It was during a particularly gruelling session at one of the
emergency summits held to keep the Eurozone from falling apart that –
for a very brief moment – Christine Lagarde appeared to be on the verge
of losing her famous composure. But then something stirred in the IMF
chief and she reached up to unknot her watercolour scarf, releasing it
in one deft movement so it fell loosely over her right shoulder and hung
down to her waist.
By liberating herself of a physically
confining accessory which has also become her trademark, Lagarde was
able to signal a turning point in the conversation toward a more frank,
inclusive tone – in some way akin to a man loosening his necktie or
rolling up his shirt sleeves in order to show he's ready to ‘get down to
business'. As if on cue, the ministers who had been looking cheerless
suddenly rallied around her and the conversation became upbeat and
animated. At a summit where the mood had descended into collective
despair, the scarf's reinvention as a distinguished sash reasserted
Lagarde’s authority as a leader.
Although making such profound
conclusions from a humble piece of cloth may sound fanciful, there are
reasonable grounds when the wearer is Christine Lagarde. For eight years
– first as a high-ranking minister in the French cabinet and now at the
helm of the IMF – Lagarde has relied heavily on scarves to add a
distinctive touch to her political uniform.
So central has the
scarf become to her signature style that it is on those rare occasions
she's not wearing one when Lagarde appears to be really making a
statement.
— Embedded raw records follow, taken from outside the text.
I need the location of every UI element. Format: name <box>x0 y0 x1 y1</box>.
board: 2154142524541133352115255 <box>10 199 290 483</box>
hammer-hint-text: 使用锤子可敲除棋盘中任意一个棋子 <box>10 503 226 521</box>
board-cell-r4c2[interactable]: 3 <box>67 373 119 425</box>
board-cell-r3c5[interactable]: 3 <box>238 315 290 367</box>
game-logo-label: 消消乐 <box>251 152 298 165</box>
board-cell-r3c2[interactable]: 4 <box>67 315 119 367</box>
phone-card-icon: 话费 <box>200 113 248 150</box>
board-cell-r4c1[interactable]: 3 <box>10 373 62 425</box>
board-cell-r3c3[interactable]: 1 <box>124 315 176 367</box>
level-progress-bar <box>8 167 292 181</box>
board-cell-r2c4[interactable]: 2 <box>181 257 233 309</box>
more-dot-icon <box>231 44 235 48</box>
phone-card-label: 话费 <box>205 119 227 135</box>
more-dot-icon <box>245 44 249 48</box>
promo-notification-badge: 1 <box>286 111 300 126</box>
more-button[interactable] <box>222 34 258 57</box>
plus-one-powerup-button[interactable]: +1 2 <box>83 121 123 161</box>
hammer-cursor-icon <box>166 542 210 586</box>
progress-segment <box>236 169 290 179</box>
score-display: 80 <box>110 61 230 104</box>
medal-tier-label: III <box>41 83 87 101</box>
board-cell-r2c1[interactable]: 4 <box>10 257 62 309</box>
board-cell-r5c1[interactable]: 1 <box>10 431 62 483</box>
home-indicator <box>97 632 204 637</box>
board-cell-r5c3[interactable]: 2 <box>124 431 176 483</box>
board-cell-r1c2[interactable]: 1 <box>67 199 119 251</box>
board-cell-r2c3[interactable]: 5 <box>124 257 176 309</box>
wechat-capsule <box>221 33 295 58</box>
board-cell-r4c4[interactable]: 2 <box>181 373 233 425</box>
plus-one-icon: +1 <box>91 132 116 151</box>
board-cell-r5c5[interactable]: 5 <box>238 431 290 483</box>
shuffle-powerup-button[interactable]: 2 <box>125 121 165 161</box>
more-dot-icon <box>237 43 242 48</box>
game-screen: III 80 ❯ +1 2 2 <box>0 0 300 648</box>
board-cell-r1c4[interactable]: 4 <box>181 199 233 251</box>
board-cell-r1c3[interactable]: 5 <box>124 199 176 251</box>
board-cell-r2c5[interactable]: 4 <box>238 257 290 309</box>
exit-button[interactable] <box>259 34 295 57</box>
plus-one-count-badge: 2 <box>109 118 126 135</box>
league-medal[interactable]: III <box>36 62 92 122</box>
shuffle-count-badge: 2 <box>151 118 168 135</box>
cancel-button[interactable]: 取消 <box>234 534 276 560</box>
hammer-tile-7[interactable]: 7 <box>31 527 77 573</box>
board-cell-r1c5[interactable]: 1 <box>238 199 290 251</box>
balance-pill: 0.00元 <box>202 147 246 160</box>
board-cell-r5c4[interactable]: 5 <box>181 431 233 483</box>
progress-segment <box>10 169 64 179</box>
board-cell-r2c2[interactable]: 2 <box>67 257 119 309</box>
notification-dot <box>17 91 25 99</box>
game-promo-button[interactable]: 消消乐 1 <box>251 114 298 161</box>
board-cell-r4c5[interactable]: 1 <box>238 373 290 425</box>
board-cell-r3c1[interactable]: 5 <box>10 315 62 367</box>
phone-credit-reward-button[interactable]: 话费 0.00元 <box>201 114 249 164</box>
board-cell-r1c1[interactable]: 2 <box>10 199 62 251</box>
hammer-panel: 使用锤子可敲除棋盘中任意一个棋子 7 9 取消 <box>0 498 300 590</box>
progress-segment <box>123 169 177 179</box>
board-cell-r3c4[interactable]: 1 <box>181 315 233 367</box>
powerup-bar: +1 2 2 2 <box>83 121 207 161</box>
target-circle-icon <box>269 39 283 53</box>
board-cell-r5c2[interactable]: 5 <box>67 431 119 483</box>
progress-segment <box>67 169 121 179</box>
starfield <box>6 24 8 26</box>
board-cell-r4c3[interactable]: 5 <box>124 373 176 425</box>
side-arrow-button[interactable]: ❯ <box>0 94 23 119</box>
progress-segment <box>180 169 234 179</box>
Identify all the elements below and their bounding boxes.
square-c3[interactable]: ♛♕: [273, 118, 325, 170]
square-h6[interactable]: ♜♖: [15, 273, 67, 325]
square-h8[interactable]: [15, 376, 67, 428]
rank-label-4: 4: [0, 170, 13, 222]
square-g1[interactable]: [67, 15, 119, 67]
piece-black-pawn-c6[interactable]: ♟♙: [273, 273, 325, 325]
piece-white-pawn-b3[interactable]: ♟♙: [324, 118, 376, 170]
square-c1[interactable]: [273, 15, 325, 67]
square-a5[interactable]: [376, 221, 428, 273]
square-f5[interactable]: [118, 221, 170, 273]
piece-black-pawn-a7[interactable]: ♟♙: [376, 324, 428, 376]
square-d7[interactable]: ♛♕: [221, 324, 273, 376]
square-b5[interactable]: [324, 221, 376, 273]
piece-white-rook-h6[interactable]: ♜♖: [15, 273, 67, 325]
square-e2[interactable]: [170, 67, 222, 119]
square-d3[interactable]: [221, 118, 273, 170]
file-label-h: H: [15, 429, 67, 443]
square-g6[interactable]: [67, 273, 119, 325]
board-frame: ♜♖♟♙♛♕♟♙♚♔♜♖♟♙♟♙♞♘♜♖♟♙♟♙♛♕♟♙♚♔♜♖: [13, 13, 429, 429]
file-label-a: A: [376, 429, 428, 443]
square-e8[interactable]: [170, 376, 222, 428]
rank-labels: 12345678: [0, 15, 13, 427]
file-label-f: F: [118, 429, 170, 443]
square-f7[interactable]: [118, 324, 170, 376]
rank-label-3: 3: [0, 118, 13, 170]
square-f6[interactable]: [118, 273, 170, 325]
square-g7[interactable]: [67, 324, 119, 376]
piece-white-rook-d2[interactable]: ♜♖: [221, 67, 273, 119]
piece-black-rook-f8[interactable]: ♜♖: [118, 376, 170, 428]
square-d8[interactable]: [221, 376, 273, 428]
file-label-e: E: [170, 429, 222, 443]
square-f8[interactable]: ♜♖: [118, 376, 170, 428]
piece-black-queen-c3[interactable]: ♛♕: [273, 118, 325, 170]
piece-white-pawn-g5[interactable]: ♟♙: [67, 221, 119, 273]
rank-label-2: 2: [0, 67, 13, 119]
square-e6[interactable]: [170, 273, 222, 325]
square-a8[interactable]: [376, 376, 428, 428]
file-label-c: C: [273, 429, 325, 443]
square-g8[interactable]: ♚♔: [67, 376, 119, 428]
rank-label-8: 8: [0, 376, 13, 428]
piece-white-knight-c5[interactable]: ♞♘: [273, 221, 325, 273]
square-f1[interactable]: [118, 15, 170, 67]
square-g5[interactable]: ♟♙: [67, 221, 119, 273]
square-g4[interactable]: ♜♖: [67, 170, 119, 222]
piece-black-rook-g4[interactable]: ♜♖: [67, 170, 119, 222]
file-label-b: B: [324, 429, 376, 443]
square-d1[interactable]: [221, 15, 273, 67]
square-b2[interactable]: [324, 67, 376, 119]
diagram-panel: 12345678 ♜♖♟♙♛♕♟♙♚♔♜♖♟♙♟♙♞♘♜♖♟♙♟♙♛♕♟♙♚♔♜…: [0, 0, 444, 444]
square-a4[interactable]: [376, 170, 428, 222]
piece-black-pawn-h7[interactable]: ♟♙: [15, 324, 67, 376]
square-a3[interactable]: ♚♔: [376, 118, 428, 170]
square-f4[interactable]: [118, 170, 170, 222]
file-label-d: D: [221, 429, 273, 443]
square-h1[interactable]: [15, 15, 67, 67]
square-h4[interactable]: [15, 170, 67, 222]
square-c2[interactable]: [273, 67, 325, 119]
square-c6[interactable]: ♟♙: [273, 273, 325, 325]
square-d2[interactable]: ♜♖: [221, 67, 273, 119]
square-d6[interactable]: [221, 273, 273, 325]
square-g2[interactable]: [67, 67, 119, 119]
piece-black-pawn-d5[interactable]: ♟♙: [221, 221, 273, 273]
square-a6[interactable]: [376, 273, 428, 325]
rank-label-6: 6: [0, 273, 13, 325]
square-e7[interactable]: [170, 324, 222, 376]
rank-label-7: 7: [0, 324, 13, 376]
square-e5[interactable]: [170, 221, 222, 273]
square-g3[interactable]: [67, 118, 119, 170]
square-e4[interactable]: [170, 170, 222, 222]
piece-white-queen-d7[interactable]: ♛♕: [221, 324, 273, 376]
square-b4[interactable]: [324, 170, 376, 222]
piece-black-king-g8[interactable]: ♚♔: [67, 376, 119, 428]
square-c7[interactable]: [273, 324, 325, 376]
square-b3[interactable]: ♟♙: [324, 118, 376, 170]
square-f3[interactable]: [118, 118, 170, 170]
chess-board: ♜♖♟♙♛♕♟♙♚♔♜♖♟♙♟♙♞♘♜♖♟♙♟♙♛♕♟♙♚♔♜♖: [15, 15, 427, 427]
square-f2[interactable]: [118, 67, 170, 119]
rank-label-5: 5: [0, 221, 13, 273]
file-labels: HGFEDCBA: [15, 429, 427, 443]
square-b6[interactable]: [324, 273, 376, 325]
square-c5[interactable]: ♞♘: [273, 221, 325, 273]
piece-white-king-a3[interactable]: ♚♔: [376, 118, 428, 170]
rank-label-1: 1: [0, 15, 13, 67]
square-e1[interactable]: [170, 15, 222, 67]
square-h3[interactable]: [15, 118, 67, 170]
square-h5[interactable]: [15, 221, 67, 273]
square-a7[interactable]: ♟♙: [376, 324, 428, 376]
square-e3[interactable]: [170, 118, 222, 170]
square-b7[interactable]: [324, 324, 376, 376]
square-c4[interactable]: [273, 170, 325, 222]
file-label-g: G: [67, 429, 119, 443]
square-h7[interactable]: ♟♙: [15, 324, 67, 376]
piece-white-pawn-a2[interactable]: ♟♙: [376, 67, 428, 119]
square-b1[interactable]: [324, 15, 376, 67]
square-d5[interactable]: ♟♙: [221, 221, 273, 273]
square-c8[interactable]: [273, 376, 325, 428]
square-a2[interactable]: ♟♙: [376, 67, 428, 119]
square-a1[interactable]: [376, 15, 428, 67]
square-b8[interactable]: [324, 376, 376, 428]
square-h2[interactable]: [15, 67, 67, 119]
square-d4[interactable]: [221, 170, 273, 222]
At last year's Berlin summit, when she met with the heads of
the other major international financial institutions including the
World Bank, the WTO and OECD, her neck looked practically naked despite
the heavy grey pearls that swayed under it. Scarfless in a sleek
matching grey suit, she looked exceptionally poised and alert at a time
when the precariousness of the global economy was once again threatening
to undermine her authority.
In the loop
When
Lagarde first moved from a career in international law to politics, a
bright and strategically-placed scarf helped her cultivate a bolder,
more relaxed image than many of her peers. Depending on its colour,
pattern, length and how you wear it, a scarf can be bourgeois or
bohemian, sensible or romantic, timeless or nostalgic. Her clever use
of this ambiguous and adaptable accessory has been as persuasive as it
has been prolific: a powerful tool to fine-tune her outfits of sleek
tailoring and fastidiously elegant skirt suits.
Twisted, folded,
wrapped into a garment, looped, double knotted or even intertwined with a
string of pearls, Lagarde finds countless ways to emphasise her
individuality through scarves. She has been able to subtly suggest a
nonconformist streak in her personality and perhaps in her political
beliefs. Something as seemingly inconsequential as a silk scarf with
one side draped longer than the other, for instance, speaks volumes
about political figures like Lagarde because asymmetry is not part of
their conventional style template.
On the other hand, the outfits
favoured by Lagarde are entirely age-appropriate – a cardinal rule in
the political realm. She is obviously not out to break any taboos.
Instead, she adds a flourish of humanity, femininity and personality to
her streamlined, usually monochrome wardrobe of flattering but rather
unexceptional attire with her printed neckerchiefs, supple pashminas or
ribbon bows. The overall effect is that she looks unfussy but somehow
still memorable, classy and dignified.